Dr Emanuela Vai - Bate Conservation, Research and Curatorial Projects

 

Dr Emanuela Vai is Senior Research Fellow and Head of Research at Worcester College; Hill Collection of Musical Instruments at the Ashmolean Museum and Bate Collection of Musical Instruments, University of Oxford. Previously, Dr Vai  held positions at the University of Oxford as Scott Opler Fellow; at the University of Cambridge; at the Centre for Renaissance and Early Modern Studies at the University of York (CREMS); at the Centre d’études supérieures de la Renaissance de Tours (CESR); and at the Harvard Centre for Italian Renaissance Studies at Villa I Tatti. 

Her work has received the support of fellowships and grants from the British Academy, the Society for Renaissance Studies, the Royal Historical Society, the Renaissance Society of America, the Kress Foundation, the École Pratique des Hautes Études, the Academia Belgica and the Newton Trust at the University of Cambridge, among others. 

 

Research Interests

Her research is located at the interdisciplinary intersection of art history and music history and her publications focus on musical instruments, soundscapes, space and the senses in Renaissance social life. Her work combines the analysis of historical materials with 3D virtual modelling, GIS platforms and acoustic analyses, to investigate the relationship between art, music, space and the senses in the Renaissance. 

Dr Vai is the founder and academic lead of the Digital Humanities and Sensory Heritage Network: Space, Objects and the Senses at TORCH, an interdisciplinary team of scholars working on digital humanities, musical instruments, space and sound from a variety of perspectives and across disciplines. 

Her research has appeared in publications by Bibliotheca Hertziana, Brepols, Olschki and Skira, among others, and in journals such as Renaissance Quarterly, Renaissance Studies and Art History. Her current project, a monograph entitled Fantastic, Monstrous and Marvellous Musical Instruments of the Global Renaissance, explores the carvings of human and nonhuman figures, monsters and grotesque creatures on the scrolls and headstocks of stringed musical instruments.
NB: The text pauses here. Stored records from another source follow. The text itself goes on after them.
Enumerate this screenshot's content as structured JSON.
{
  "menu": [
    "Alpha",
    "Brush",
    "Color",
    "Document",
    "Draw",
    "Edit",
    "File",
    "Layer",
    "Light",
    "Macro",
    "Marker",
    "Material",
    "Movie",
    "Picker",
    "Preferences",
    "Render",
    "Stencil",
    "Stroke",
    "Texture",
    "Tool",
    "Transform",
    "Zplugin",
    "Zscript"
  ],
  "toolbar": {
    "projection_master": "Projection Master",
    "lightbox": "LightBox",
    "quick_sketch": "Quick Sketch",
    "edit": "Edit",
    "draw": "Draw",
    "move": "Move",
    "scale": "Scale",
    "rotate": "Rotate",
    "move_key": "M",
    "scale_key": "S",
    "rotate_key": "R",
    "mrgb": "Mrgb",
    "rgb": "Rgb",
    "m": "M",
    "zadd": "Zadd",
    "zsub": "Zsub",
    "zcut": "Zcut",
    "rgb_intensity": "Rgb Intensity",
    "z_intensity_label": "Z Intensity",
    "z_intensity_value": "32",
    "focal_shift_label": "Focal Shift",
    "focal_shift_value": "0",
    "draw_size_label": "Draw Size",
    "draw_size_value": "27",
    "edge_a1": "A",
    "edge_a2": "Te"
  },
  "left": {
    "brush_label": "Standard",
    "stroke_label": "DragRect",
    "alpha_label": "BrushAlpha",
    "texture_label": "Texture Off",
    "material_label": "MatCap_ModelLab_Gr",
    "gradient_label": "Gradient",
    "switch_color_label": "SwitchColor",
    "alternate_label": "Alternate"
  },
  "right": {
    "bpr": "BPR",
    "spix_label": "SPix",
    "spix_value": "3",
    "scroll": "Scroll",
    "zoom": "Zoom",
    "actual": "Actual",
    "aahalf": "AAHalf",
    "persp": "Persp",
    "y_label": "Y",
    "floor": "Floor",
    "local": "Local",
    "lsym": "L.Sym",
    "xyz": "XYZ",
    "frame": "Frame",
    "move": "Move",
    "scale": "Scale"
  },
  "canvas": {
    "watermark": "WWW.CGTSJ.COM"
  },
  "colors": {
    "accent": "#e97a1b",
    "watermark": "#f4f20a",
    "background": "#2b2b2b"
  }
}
This work, based at the Ashmolean Museum at Oxford, has been funded by the British Academy/Leverhulme Trust and is now continuing with a EU Commission Grant, and constitutes the first comprehensive study of these decorative elements, exploring what they say about the visual, material and non-auditory dimensions of Renaissance music culture.

 

Recent Projects

Dr Vai has led the following grant-funded projects:

- PI of 'Fantastic, Monstrous and Marvellous Musical Instruments of the Global Renaissance' [funded by EU Commission]

- PI of 'Renaissance Musical Instruments (Digital Humanities and Heritage)' at the Ashmolean Museum [funded by the John Fell Fund, University of Oxford]

- PI of 'Monstruous and Marvellous Musical Instruments: Digital Humanities and Renaissance Music Heritage' [funded by H2020 EU MSCA]

- PI of 'Dis-playing Musical Instruments. Cultures of Collecting and Practices of Performing' [funded by The British Academy/Leverhulme Trust]

- Academic Lead of 'Digital Humanities and Sensory Heritage: Space, Objects and the Senses' Network [funded by TORCH, Humanites Division, University of Oxford]

- Co-PI of 'ATRIUM- Transcription of all of Vitruvius's manuscripts' [funded by ERC-2022-ADG]

- 'Monstrous Materialities: Representations of the Grotesque on Scrolls and Headstocks of Italian Renaissance Stringed Instruments (14th-17th c.)' [funded by Harvard University]

- Academic Lead of  'Space and Sound: Architecture for Music', a regional strand of of 'Architectura e Identità Locali: Dalla Letteratura Architettonica agli Scritti Letterari, Dalla Costituzione di una Tradizione alla Conservazione' [funded by PRIN 2010-2012]

- PI of 'Digital Humanities and Music Heritage: Space, Musical Instruments and the Senses' [funded by the Newton Trust, University of Cambridge]

 

 

Dr Vai leads on all conservation, research, management and curatorial aspects at the Bate Collection of Musical Instruments.